Peki şamanizme olan ilgi nereden geliyor?
Önder Şengül: Deneyimlerimden geliyor. Ben daha kırsala taşınmadan önce ilgilenmeye başladım. Aklı beş karış havada değil, ayakları yere basan biriyim. Okuyup araştırıyorum, semboller üzerine. 2001 yılından beri sektördeyim. Bu yüzden kariyerimi bırakıp, köye taşındım. Kendi imkanlarımı yaratıp, bir film yapma yoluna koyuldum. Bu benim ve hepimiz için bir ilk ve güzel bir başlangıç. Çok bunlarla değil toprak ile ilgili bir film çekerek, insanların sezgilerine dair bir iş yapmaya çalıştık. Doğa ile insan ne kadar ayrılıyorsa, insan ile kültür de o kadar ayrılıyor. Doğa ile kültür aynı şey. Modern toplumda bunlar ayrılmış durumda. İnsanla doğa aynı şey. Çok dikkatli bakarsanız bunun en iyi örneği kadın.
Doğa gibi kadın da besliyor, üretiyor…
Önder Şengül: Evet, bunun farkına varmak yeterli. Eril olan da yıkıyor. Eril olan yanlış demiyoruz, dengesiz diyoruz. Bu o kadar soyut bir konu ki, gerçekten anlatması zor. İlk filmini çeken biri için de çok riskli bir girişimdi, umarım yerine ulaşır. Umarım kendisini tekrar izletmeyi başarır ve bu mesajlar da izleyiciye geçer.
Festival deneyiminiz için neler söylersiniz?
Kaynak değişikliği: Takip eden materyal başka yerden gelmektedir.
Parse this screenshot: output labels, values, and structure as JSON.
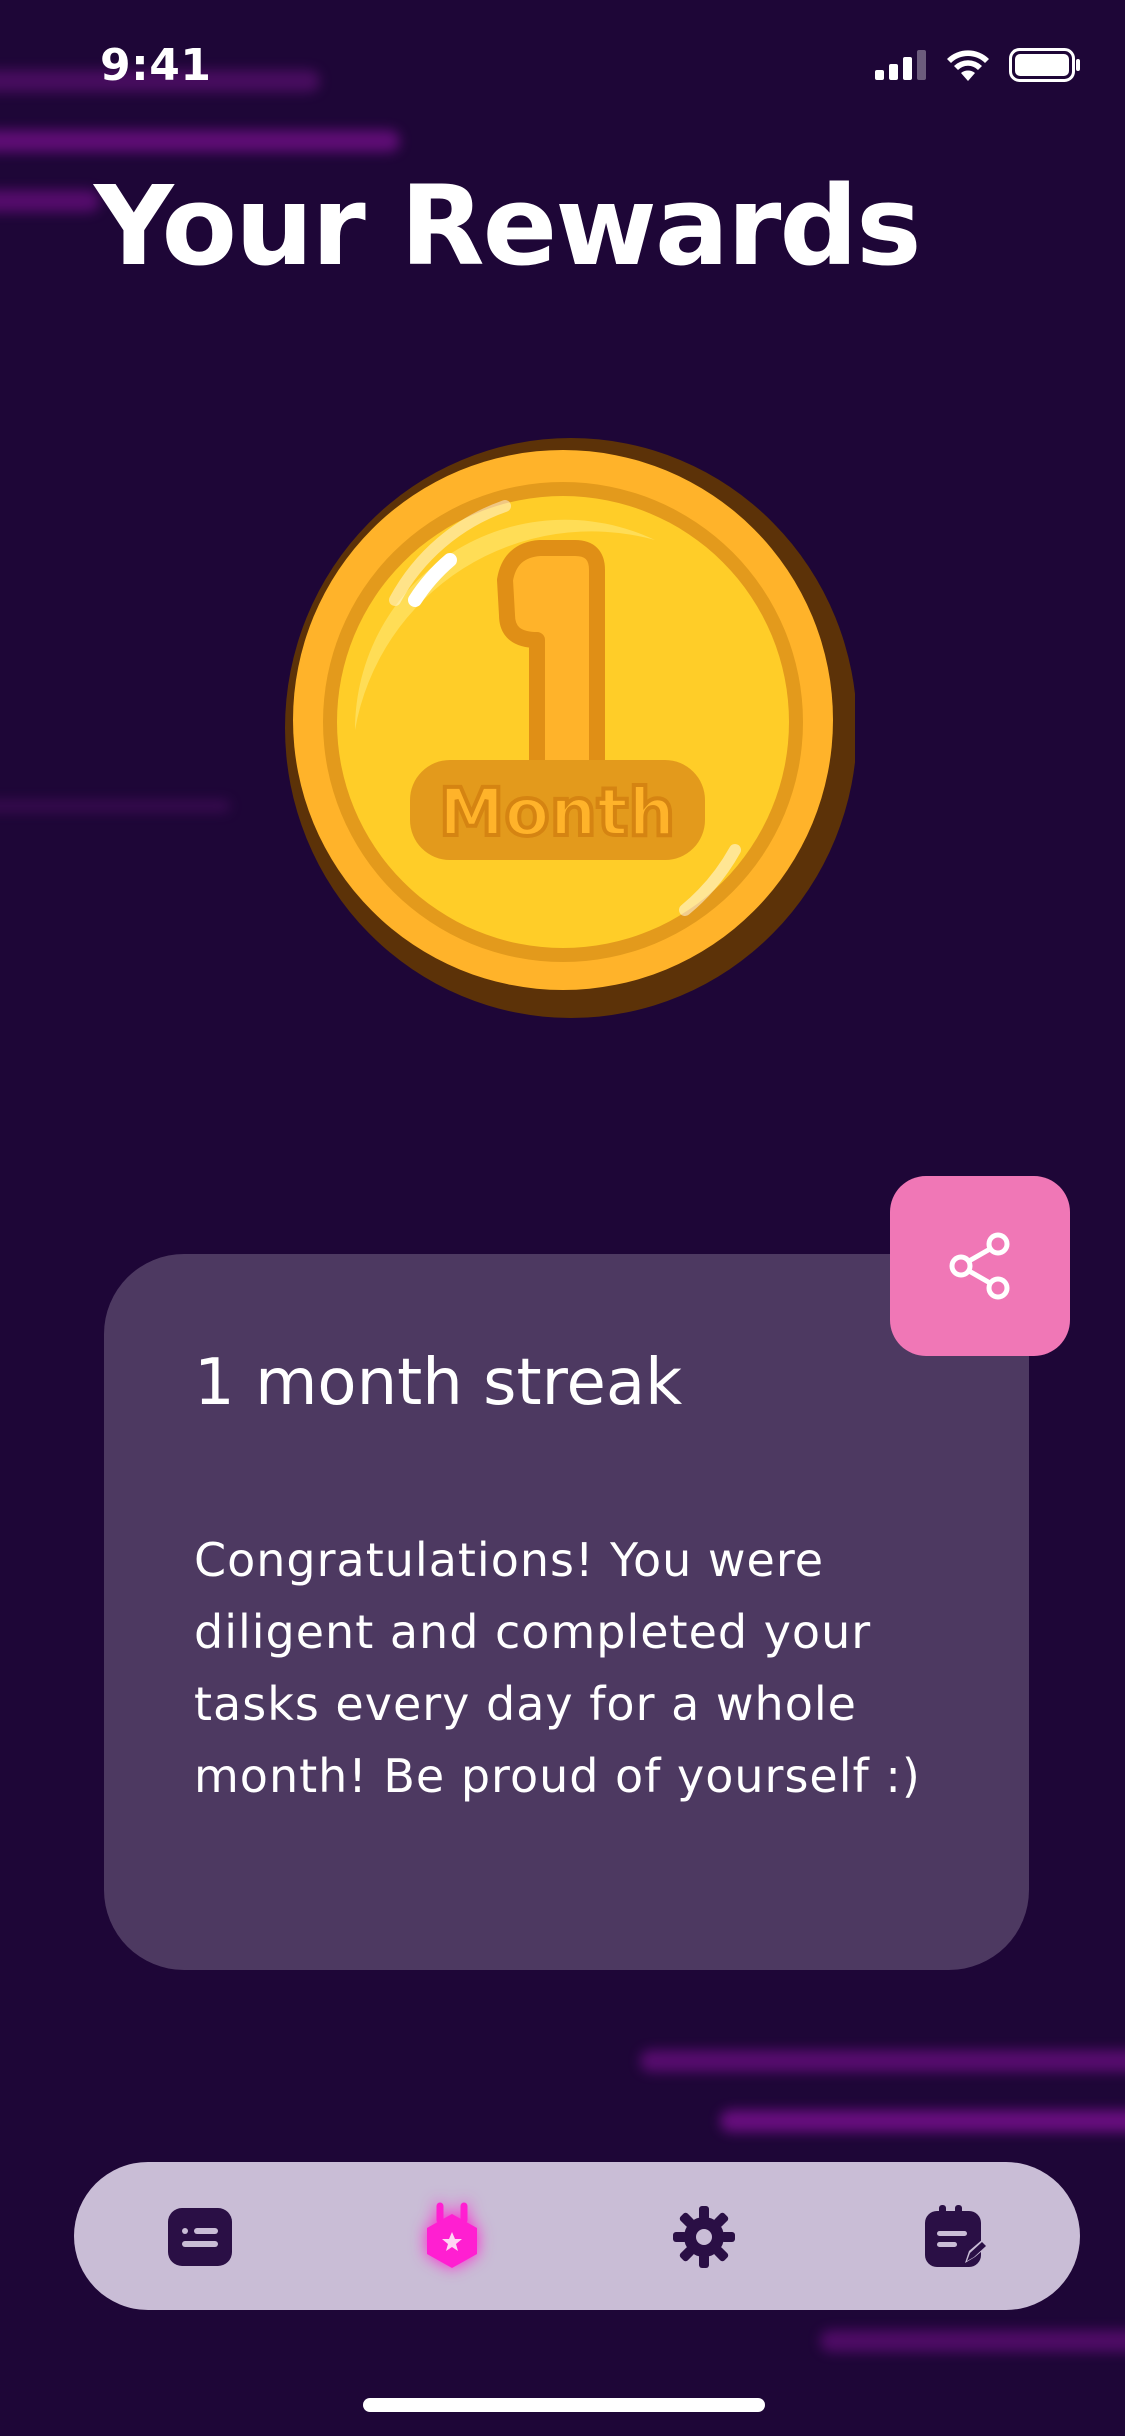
{
  "status_bar": {
    "time": "9:41"
  },
  "header": {
    "title": "Your Rewards"
  },
  "badge": {
    "number": "1",
    "label": "Month"
  },
  "reward_card": {
    "title": "1 month streak",
    "description": "Congratulations! You were diligent and completed your tasks every day for a whole month! Be proud of yourself :)"
  },
  "share": {
    "icon": "share-icon"
  },
  "tab_bar": {
    "active_index": 1,
    "items": [
      {
        "icon": "message-icon"
      },
      {
        "icon": "reward-badge-icon"
      },
      {
        "icon": "gear-icon"
      },
      {
        "icon": "calendar-edit-icon"
      }
    ]
  },
  "colors": {
    "background": "#1e0637",
    "card": "#4d3961",
    "share_button": "#f077b6",
    "tab_bar": "#c9bdd6",
    "active_tab": "#ff1fd1",
    "inactive_tab": "#2a0f45",
    "coin_gold": "#ffc928"
  }
}
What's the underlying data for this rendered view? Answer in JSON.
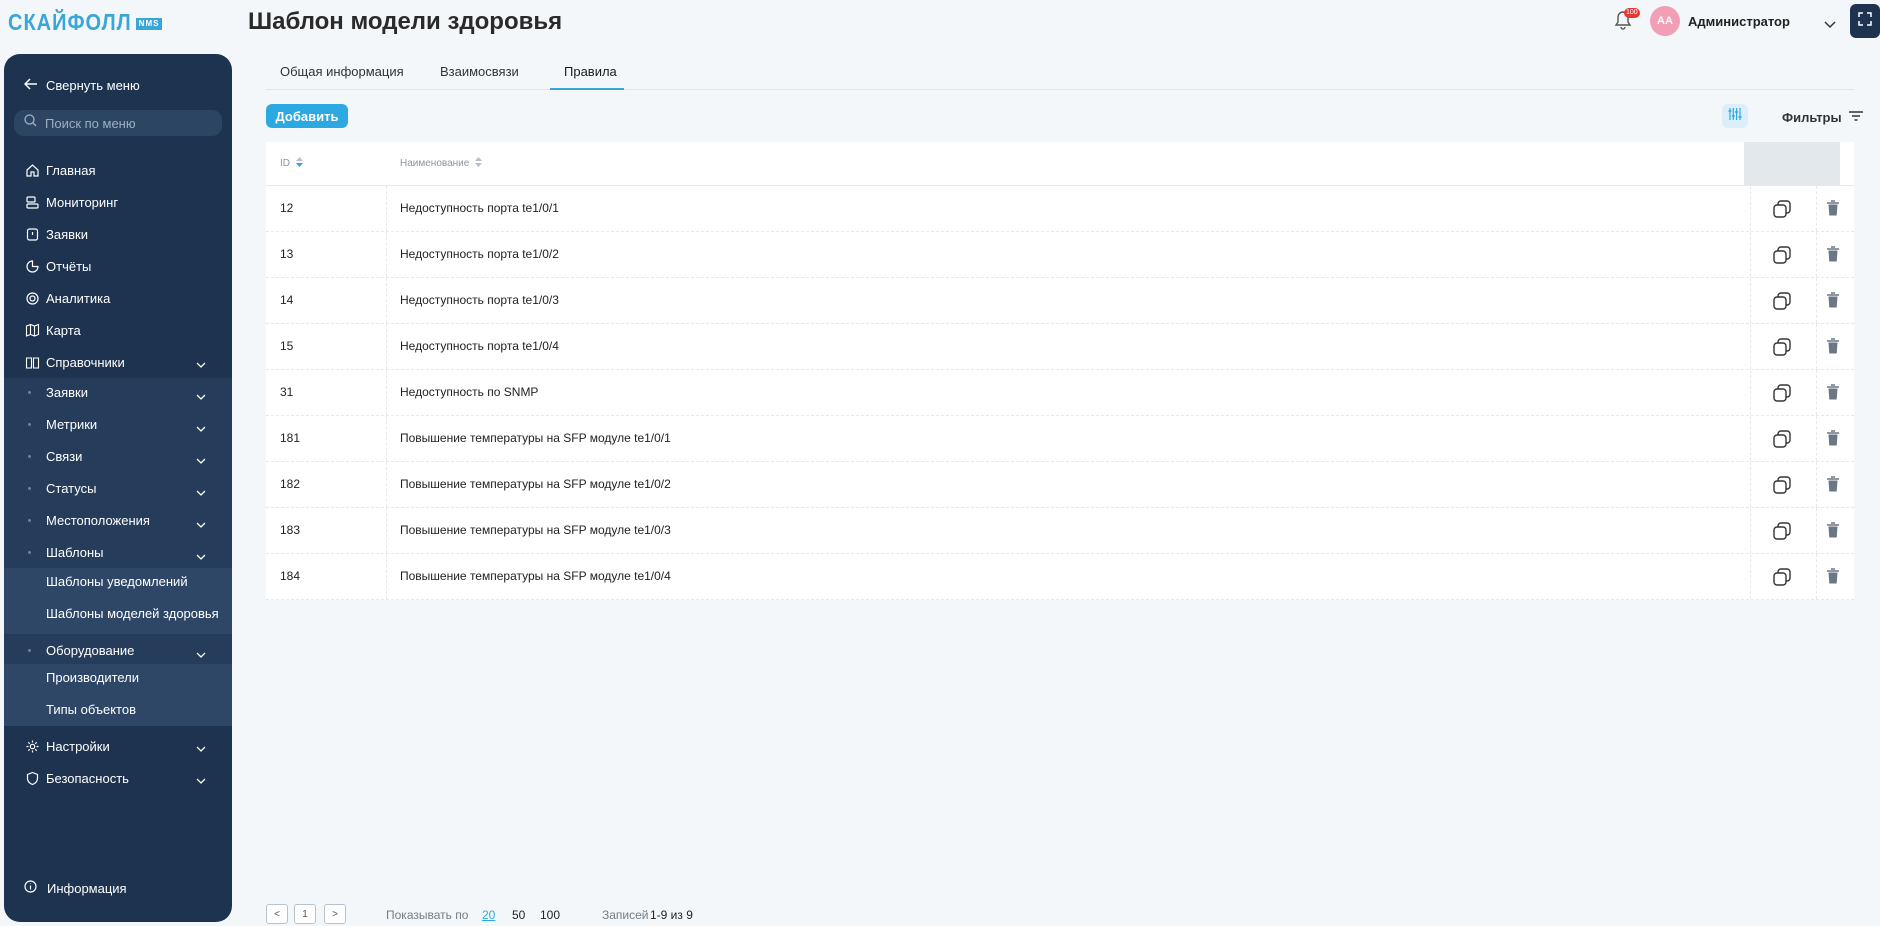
{
  "logo": {
    "text": "СКАЙФОЛЛ",
    "badge": "NMS"
  },
  "sidebar": {
    "collapse_label": "Свернуть меню",
    "search_placeholder": "Поиск по меню",
    "items": [
      {
        "label": "Главная",
        "icon": "home-icon"
      },
      {
        "label": "Мониторинг",
        "icon": "monitoring-icon"
      },
      {
        "label": "Заявки",
        "icon": "requests-icon"
      },
      {
        "label": "Отчёты",
        "icon": "reports-icon"
      },
      {
        "label": "Аналитика",
        "icon": "analytics-icon"
      },
      {
        "label": "Карта",
        "icon": "map-icon"
      },
      {
        "label": "Справочники",
        "icon": "book-icon"
      }
    ],
    "sub_items": [
      {
        "label": "Заявки"
      },
      {
        "label": "Метрики"
      },
      {
        "label": "Связи"
      },
      {
        "label": "Статусы"
      },
      {
        "label": "Местоположения"
      },
      {
        "label": "Шаблоны"
      }
    ],
    "templates_leaves": [
      "Шаблоны уведомлений",
      "Шаблоны моделей здоровья"
    ],
    "equipment_label": "Оборудование",
    "equipment_leaves": [
      "Производители",
      "Типы объектов"
    ],
    "bottom_items": [
      {
        "label": "Настройки",
        "icon": "gear-icon"
      },
      {
        "label": "Безопасность",
        "icon": "shield-icon"
      }
    ],
    "info_label": "Информация"
  },
  "header": {
    "title": "Шаблон модели здоровья",
    "notification_count": "100",
    "avatar_initials": "АА",
    "username": "Администратор"
  },
  "tabs": [
    {
      "label": "Общая информация",
      "active": false
    },
    {
      "label": "Взаимосвязи",
      "active": false
    },
    {
      "label": "Правила",
      "active": true
    }
  ],
  "toolbar": {
    "add_label": "Добавить",
    "filters_label": "Фильтры"
  },
  "table": {
    "columns": [
      "ID",
      "Наименование"
    ],
    "rows": [
      {
        "id": "12",
        "name": "Недоступность порта te1/0/1"
      },
      {
        "id": "13",
        "name": "Недоступность порта te1/0/2"
      },
      {
        "id": "14",
        "name": "Недоступность порта te1/0/3"
      },
      {
        "id": "15",
        "name": "Недоступность порта te1/0/4"
      },
      {
        "id": "31",
        "name": "Недоступность по SNMP"
      },
      {
        "id": "181",
        "name": "Повышение температуры на SFP модуле te1/0/1"
      },
      {
        "id": "182",
        "name": "Повышение температуры на SFP модуле te1/0/2"
      },
      {
        "id": "183",
        "name": "Повышение температуры на SFP модуле te1/0/3"
      },
      {
        "id": "184",
        "name": "Повышение температуры на SFP модуле te1/0/4"
      }
    ]
  },
  "pagination": {
    "prev": "<",
    "current_page": "1",
    "next": ">",
    "show_by_label": "Показывать по",
    "page_sizes": [
      "20",
      "50",
      "100"
    ],
    "active_size": "20",
    "records_label": "Записей",
    "records_value": "1-9 из 9"
  },
  "colors": {
    "sidebar_bg": "#1d3350",
    "accent": "#2da9e1",
    "avatar": "#f29eb6",
    "badge": "#e53935"
  }
}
Önder Şengül: Her filme saygımız büyük. Bu filmlerin yapılması çok değerli, yarışması ise çok değersiz ama ödüller de teşvik unsuru… Her ne kadar biz yarışmıyoruz desek de, sistem sizi içine çekiyor. Biz de belki şu ödülü alırız diye aramızda konuştuk tabii.